Ferrari trades at $365. That number is an argument. It says something specific about the next decade of cash flows, and you can work out exactly what.
The price is already an opinion
Most valuation work starts in the wrong place. You build a model, plug in assumptions, and get a number. Then you compare it to the stock price and declare something cheap or expensive.
The problem is that the stock price got there first. Thousands of people already did that work, with better information, and the price reflects their collective conclusion. When you build a forward DCF, you’re not really discovering anything. You’re just checking whether your assumptions match theirs.
A reverse DCF skips the pretense. Instead of asking what a stock is worth, it asks what the price already assumes. That’s a more honest starting point.
Ferrari, worked
Ferrari generates about $7.80 in free cash flow per share. The stock trades at $365.
Run those numbers backward through a standard discounted cash flow — 9% discount rate, 2.5% terminal growth, ten-year horizon — and you get the implied growth rate: roughly 17% per year, for a decade.

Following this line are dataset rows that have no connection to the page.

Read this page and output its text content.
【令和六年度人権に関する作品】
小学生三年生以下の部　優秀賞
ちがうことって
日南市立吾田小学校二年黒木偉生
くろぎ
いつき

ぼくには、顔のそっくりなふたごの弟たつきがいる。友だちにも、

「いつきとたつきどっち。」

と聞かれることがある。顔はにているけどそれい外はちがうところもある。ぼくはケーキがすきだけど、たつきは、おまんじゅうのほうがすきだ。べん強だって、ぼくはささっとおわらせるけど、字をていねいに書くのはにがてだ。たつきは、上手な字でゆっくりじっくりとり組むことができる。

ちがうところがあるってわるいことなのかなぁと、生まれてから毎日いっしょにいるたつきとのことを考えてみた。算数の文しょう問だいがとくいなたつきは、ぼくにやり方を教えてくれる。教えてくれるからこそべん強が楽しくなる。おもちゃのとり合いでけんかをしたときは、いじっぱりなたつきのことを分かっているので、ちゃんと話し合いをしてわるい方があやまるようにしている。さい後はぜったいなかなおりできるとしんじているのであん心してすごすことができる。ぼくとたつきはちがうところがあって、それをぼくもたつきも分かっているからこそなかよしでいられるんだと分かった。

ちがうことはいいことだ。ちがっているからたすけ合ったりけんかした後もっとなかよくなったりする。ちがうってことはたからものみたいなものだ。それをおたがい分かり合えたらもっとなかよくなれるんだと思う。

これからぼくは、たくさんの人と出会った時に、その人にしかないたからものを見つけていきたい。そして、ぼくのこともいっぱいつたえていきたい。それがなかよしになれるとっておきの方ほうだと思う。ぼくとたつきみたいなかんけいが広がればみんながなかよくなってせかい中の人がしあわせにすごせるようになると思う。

That’s the market’s bet. Not a vague “Ferrari is a good company” bet, but a specific one: free cash flow will more than quadruple over ten years.
Whether that’s reasonable is a separate question. But at least now you know what you’re arguing with.
Sensitivity
Small changes in the growth assumption move the needle a lot.
| Annual FCF Growth | Implied Fair Value | vs. $365 |
|---|---|---|
| 12% | $252 | 31% overvalued |
| 15% | $316 | 13% overvalued |
| 17% (implied) | $365 | Fair value |
| 18% | $396 | 8% undervalued |
| 20% | $459 | 26% undervalued |
Three percentage points of growth — the difference between 15% and 18% — is $80 per share. A 22% swing. This is why precision in growth estimates is mostly theater. What matters is getting the range right.
Possible, plausible, probable
Damodaran has a useful way to think about growth assumptions. He asks three questions, each a bit harder than the last.
Is it possible? Is the addressable market large enough? For Ferrari: luxury automotive is expanding, they’re pushing into SUVs and hypercars, wealth creation in Asia is still accelerating. The market could support 17%. It passes.
Is it plausible? Is there a concrete path? Ferrari has pricing power that borders on irrational — they raise prices and demand goes up. They’re expanding the product line without diluting the brand. Geographic diversification into new wealth markets is real. Maybe 20% is the ceiling if everything goes right.
Is it probable? What has actually happened? Ferrari’s five-year FCF CAGR is about 18.5%, but that included post-COVID pricing tailwinds that won’t repeat. A normalized estimate lands around 12-15%.
So the implied 17% sits between probable and plausible. The market isn’t pricing in a miracle. But it is pricing in above-average execution, sustained for a decade, with no major stumbles. You can decide for yourself whether that’s comfortable.
When the probable rate exceeds the implied rate, the stock is priced for less than what’s likely. That’s interesting. When the implied rate exceeds even the plausible scenario, the stock needs something close to a miracle. That’s not interesting.
Ferrari at $365 is somewhere in between — which is where most good companies trade most of the time.
What this leaves out
A reverse DCF says nothing about timing. It doesn’t know about management changes, tariff announcements, or whatever the market decides to panic about next quarter. It doesn’t handle regime shifts or structural breaks.
What it does is convert a stock price from an abstraction into a falsifiable claim. The market says 17%. You either agree or you don’t. If you think 12% is more realistic, the stock is expensive for you, and it doesn’t matter what anyone else thinks.
That’s the whole trick. Not predicting the future. Just reading what the price already predicts, and deciding whether you believe it.